Aluminum 26‐magnesium 26 dating of feldspar in meteorites

A search for ‘fossil’ Mg26 from the decay of 0.72 m.y. Al26 in an aluminum‐rich (plagioclase feldspar) phase of several stone meteorites has been carried out. An electron impact ion source in a tandem mass spectrometer was used for a series of measurements of the relative abundances of table magnesium isotopes in meteoritic and terrestrial feldspar, as well as in unseparated (‘common’) magnesium from meteorites, from meteoritic chondrules, and from laboratory reagents. Relative to terrestrial magnesium, the meteorites Bruderheim and Khor Temiki show a definite Mg26 excess (4–6‰). Haraiya and Mocs also show this effect although the experimental evidence is not nearly as secure as in the first two examples; Moore County is a borderline case. Magnesium contents of the separated feldspar phases were measured by isotope dilution, allowing a calculation of Mg26 (radiogenic), relative to Si = 106 atoms for the meteorites.
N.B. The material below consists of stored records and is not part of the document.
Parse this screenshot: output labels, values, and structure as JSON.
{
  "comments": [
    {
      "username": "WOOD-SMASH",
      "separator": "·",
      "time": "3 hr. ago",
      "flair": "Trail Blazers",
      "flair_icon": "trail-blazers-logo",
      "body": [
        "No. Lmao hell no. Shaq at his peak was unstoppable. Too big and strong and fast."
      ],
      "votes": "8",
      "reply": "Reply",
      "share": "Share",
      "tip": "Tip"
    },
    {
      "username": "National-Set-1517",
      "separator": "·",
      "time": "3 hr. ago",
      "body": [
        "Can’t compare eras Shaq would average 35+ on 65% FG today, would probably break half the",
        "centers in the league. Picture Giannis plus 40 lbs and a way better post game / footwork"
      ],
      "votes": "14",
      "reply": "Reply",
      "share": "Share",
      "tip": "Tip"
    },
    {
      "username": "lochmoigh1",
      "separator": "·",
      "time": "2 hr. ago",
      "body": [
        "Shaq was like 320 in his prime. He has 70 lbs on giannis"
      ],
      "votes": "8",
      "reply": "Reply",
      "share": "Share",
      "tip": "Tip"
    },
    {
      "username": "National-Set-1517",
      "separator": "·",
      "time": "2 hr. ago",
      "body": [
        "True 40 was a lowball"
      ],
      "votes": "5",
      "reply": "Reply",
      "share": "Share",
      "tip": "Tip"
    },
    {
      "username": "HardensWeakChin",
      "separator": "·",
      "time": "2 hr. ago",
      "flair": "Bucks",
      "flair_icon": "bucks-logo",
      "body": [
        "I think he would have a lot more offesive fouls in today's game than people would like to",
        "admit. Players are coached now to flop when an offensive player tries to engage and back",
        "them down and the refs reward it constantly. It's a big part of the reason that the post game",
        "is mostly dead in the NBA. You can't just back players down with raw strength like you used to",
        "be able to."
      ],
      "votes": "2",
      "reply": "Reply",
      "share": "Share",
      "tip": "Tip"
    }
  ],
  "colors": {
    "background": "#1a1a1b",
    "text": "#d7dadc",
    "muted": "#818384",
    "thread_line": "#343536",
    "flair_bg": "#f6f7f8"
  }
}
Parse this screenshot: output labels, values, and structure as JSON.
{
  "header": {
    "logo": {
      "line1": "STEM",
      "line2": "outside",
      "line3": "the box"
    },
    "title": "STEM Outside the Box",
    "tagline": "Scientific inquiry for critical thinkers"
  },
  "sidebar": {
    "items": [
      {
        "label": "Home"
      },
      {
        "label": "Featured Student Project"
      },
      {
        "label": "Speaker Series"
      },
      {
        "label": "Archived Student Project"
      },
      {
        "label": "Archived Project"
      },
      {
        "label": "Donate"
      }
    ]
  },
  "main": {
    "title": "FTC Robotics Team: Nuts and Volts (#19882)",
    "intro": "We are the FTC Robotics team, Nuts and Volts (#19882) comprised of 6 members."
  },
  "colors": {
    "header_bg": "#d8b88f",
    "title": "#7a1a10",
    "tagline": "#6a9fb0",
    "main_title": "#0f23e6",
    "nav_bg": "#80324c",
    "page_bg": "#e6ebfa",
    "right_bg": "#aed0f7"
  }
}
The following conclusions can be made: (1) the feldspar of some meteorites cooled to below the temperature of appreciable Mg diffusion (∼650°C) within a time spread of about 3 m.y.; (2) only a short time (≤5 m.y.) could have elapsed between the end of Al26 production and formation of the feldspar phase in some meteorites; (3) the process that produced Al26 early in the history of the solar system (most probably solar proton irradiation of surrounding material) was of short duration (<5 m.y.); (4) if the levels of Al26 deduced from measurements of excess Mg26 were present at the time of formation of objects a few tens of km in radius, sufficient energy would have been produced by radioactive decay of Al26 to heat the centers of these objects to near their melting points.